Harbor Health’s Elder Service Plan in Dorchester is another example of an innovative model of community-based care. Through an all-inclusive, capitated program that seeks to maintain frail elders in their communities, the Elder Service Plan supports approximately 230 patients, including 50 enrollees over age 90 still living in their communities. Elder Service Plan’s comprehensive set of services includes everything from primary and specialty medical care to meal programs and adult day health to subacute and long-term care. Because it has the incentive to manage care and prevent high-cost services, Elder Service Plan has a proactive team of interdisciplinary providers who closely monitor patient health. It, too, has demonstrated success, including a lower rate of hospitalizations and the continued management of a handful of patients over 100 years of age.

While Brookside and Harbor Health each offer a unique set of services to their communities, there are numerous examples of innovative approaches to quality primary care throughout Boston’s community health center network, including Codman Square, Geiger–Gibson, North End, Neponset, Whittier Street, and East Boston health centers. In fact Geiger–Gibson, originally called Columbia Point, was one of the first community health centers in the country, and one of its founders, Jack Geiger, earned a degree from HSPH and did training at HMS. Students in the course visited all of these health centers. An important challenge, according to Campbell, is “finding the next generation of leadership with fresh ideas, people who have both passion and expertise, and who are committed to improving the health of rural and inner-city communities. We created this course in part to respond to that challenge.”
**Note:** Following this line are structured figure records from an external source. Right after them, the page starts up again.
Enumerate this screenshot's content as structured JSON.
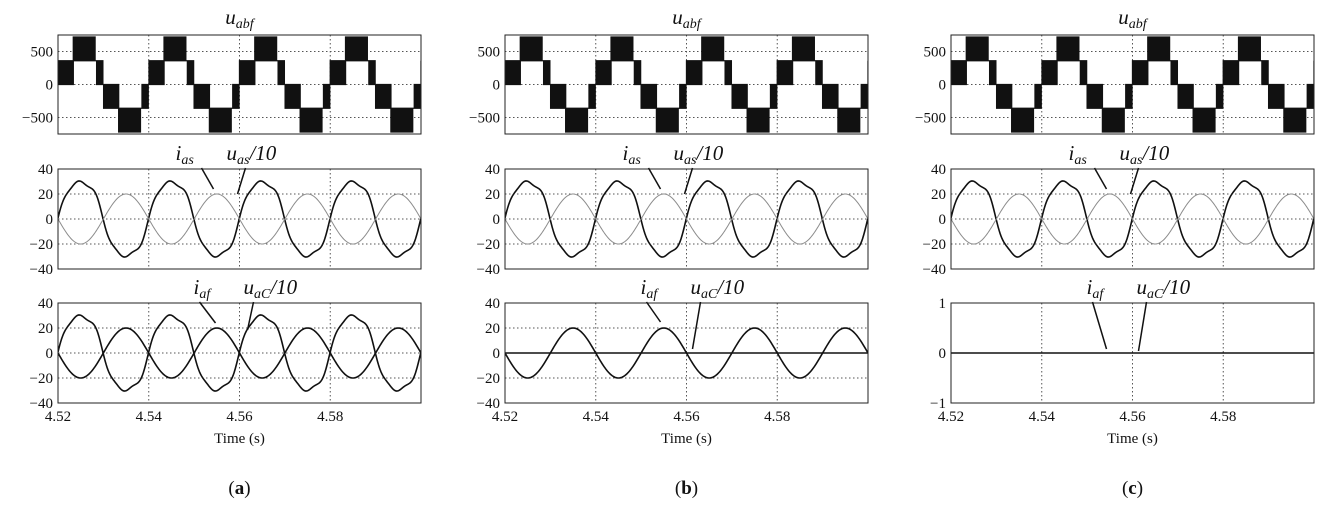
{
  "figure": {
    "panel_labels": [
      "a",
      "b",
      "c"
    ]
  },
  "chart_data": [
    {
      "panel": "a",
      "subplots": [
        {
          "type": "line",
          "title": {
            "base": "u",
            "sub": "abf"
          },
          "x": {
            "min": 4.52,
            "max": 4.6,
            "ticks": [
              4.52,
              4.54,
              4.56,
              4.58
            ]
          },
          "ylim": [
            -750,
            750
          ],
          "yticks": [
            500,
            0,
            -500
          ],
          "ytick_labels": [
            "500",
            "0",
            "−500"
          ],
          "grid": true,
          "series": [
            {
              "kind": "staircase-pwm",
              "amplitude": 720,
              "frequency_hz": 50,
              "phase_deg": 0
            }
          ]
        },
        {
          "type": "line",
          "labels": [
            {
              "base": "i",
              "sub": "as",
              "rest": ""
            },
            {
              "base": "u",
              "sub": "as",
              "rest": "/10"
            }
          ],
          "x": {
            "min": 4.52,
            "max": 4.6,
            "ticks": [
              4.52,
              4.54,
              4.56,
              4.58
            ]
          },
          "ylim": [
            -40,
            40
          ],
          "yticks": [
            40,
            20,
            0,
            -20,
            -40
          ],
          "ytick_labels": [
            "40",
            "20",
            "0",
            "−20",
            "−40"
          ],
          "grid": true,
          "series": [
            {
              "kind": "sine-distorted",
              "amplitude": 33,
              "frequency_hz": 50,
              "phase_deg": 0,
              "color": "#111111"
            },
            {
              "kind": "sine",
              "amplitude": 20,
              "frequency_hz": 50,
              "phase_deg": 180,
              "color": "#8c8c8c"
            }
          ]
        },
        {
          "type": "line",
          "labels": [
            {
              "base": "i",
              "sub": "af",
              "rest": ""
            },
            {
              "base": "u",
              "sub": "aC",
              "rest": "/10"
            }
          ],
          "x": {
            "min": 4.52,
            "max": 4.6,
            "ticks": [
              4.52,
              4.54,
              4.56,
              4.58
            ]
          },
          "xlabel": "Time (s)",
          "ylim": [
            -40,
            40
          ],
          "yticks": [
            40,
            20,
            0,
            -20,
            -40
          ],
          "ytick_labels": [
            "40",
            "20",
            "0",
            "−20",
            "−40"
          ],
          "grid": true,
          "series": [
            {
              "kind": "sine-distorted",
              "amplitude": 33,
              "frequency_hz": 50,
              "phase_deg": 0,
              "color": "#111111"
            },
            {
              "kind": "sine",
              "amplitude": 20,
              "frequency_hz": 50,
              "phase_deg": 180,
              "color": "#111111"
            }
          ]
        }
      ]
    },
    {
      "panel": "b",
      "subplots": [
        {
          "type": "line",
          "title": {
            "base": "u",
            "sub": "abf"
          },
          "x": {
            "min": 4.52,
            "max": 4.6,
            "ticks": [
              4.52,
              4.54,
              4.56,
              4.58
            ]
          },
          "ylim": [
            -750,
            750
          ],
          "yticks": [
            500,
            0,
            -500
          ],
          "ytick_labels": [
            "500",
            "0",
            "−500"
          ],
          "grid": true,
          "series": [
            {
              "kind": "staircase-pwm",
              "amplitude": 720,
              "frequency_hz": 50,
              "phase_deg": 0
            }
          ]
        },
        {
          "type": "line",
          "labels": [
            {
              "base": "i",
              "sub": "as",
              "rest": ""
            },
            {
              "base": "u",
              "sub": "as",
              "rest": "/10"
            }
          ],
          "x": {
            "min": 4.52,
            "max": 4.6,
            "ticks": [
              4.52,
              4.54,
              4.56,
              4.58
            ]
          },
          "ylim": [
            -40,
            40
          ],
          "yticks": [
            40,
            20,
            0,
            -20,
            -40
          ],
          "ytick_labels": [
            "40",
            "20",
            "0",
            "−20",
            "−40"
          ],
          "grid": true,
          "series": [
            {
              "kind": "sine-distorted",
              "amplitude": 33,
              "frequency_hz": 50,
              "phase_deg": 0,
              "color": "#111111"
            },
            {
              "kind": "sine",
              "amplitude": 20,
              "frequency_hz": 50,
              "phase_deg": 180,
              "color": "#8c8c8c"
            }
          ]
        },
        {
          "type": "line",
          "labels": [
            {
              "base": "i",
              "sub": "af",
              "rest": ""
            },
            {
              "base": "u",
              "sub": "aC",
              "rest": "/10"
            }
          ],
          "x": {
            "min": 4.52,
            "max": 4.6,
            "ticks": [
              4.52,
              4.54,
              4.56,
              4.58
            ]
          },
          "xlabel": "Time (s)",
          "ylim": [
            -40,
            40
          ],
          "yticks": [
            40,
            20,
            0,
            -20,
            -40
          ],
          "ytick_labels": [
            "40",
            "20",
            "0",
            "−20",
            "−40"
          ],
          "grid": true,
          "series": [
            {
              "kind": "sine",
              "amplitude": 20,
              "frequency_hz": 50,
              "phase_deg": 180,
              "color": "#111111"
            },
            {
              "kind": "flat",
              "value": 0,
              "color": "#111111"
            }
          ]
        }
      ]
    },
    {
      "panel": "c",
      "subplots": [
        {
          "type": "line",
          "title": {
            "base": "u",
            "sub": "abf"
          },
          "x": {
            "min": 4.52,
            "max": 4.6,
            "ticks": [
              4.52,
              4.54,
              4.56,
              4.58
            ]
          },
          "ylim": [
            -750,
            750
          ],
          "yticks": [
            500,
            0,
            -500
          ],
          "ytick_labels": [
            "500",
            "0",
            "−500"
          ],
          "grid": true,
          "series": [
            {
              "kind": "staircase-pwm",
              "amplitude": 720,
              "frequency_hz": 50,
              "phase_deg": 0
            }
          ]
        },
        {
          "type": "line",
          "labels": [
            {
              "base": "i",
              "sub": "as",
              "rest": ""
            },
            {
              "base": "u",
              "sub": "as",
              "rest": "/10"
            }
          ],
          "x": {
            "min": 4.52,
            "max": 4.6,
            "ticks": [
              4.52,
              4.54,
              4.56,
              4.58
            ]
          },
          "ylim": [
            -40,
            40
          ],
          "yticks": [
            40,
            20,
            0,
            -20,
            -40
          ],
          "ytick_labels": [
            "40",
            "20",
            "0",
            "−20",
            "−40"
          ],
          "grid": true,
          "series": [
            {
              "kind": "sine-distorted",
              "amplitude": 33,
              "frequency_hz": 50,
              "phase_deg": 0,
              "color": "#111111"
            },
            {
              "kind": "sine",
              "amplitude": 20,
              "frequency_hz": 50,
              "phase_deg": 180,
              "color": "#8c8c8c"
            }
          ]
        },
        {
          "type": "line",
          "labels": [
            {
              "base": "i",
              "sub": "af",
              "rest": ""
            },
            {
              "base": "u",
              "sub": "aC",
              "rest": "/10"
            }
          ],
          "x": {
            "min": 4.52,
            "max": 4.6,
            "ticks": [
              4.52,
              4.54,
              4.56,
              4.58
            ]
          },
          "xlabel": "Time (s)",
          "ylim": [
            -1,
            1
          ],
          "yticks": [
            1,
            0,
            -1
          ],
          "ytick_labels": [
            "1",
            "0",
            "−1"
          ],
          "grid": true,
          "series": [
            {
              "kind": "flat",
              "value": 0,
              "color": "#111111"
            }
          ]
        }
      ]
    }
  ]
}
The commitment of community health centers to comprehensive, coordinated care serves as an outstanding model of how best medicine and public health can work together to improve patient and population health and as an opportunity for anyone looking to work at the forefront of primary care delivery.

Lindsey Cole is a master’s student in the HSPH Department of Health Policy and Management who took part in the new Managing Community Health Centers course (ID 535).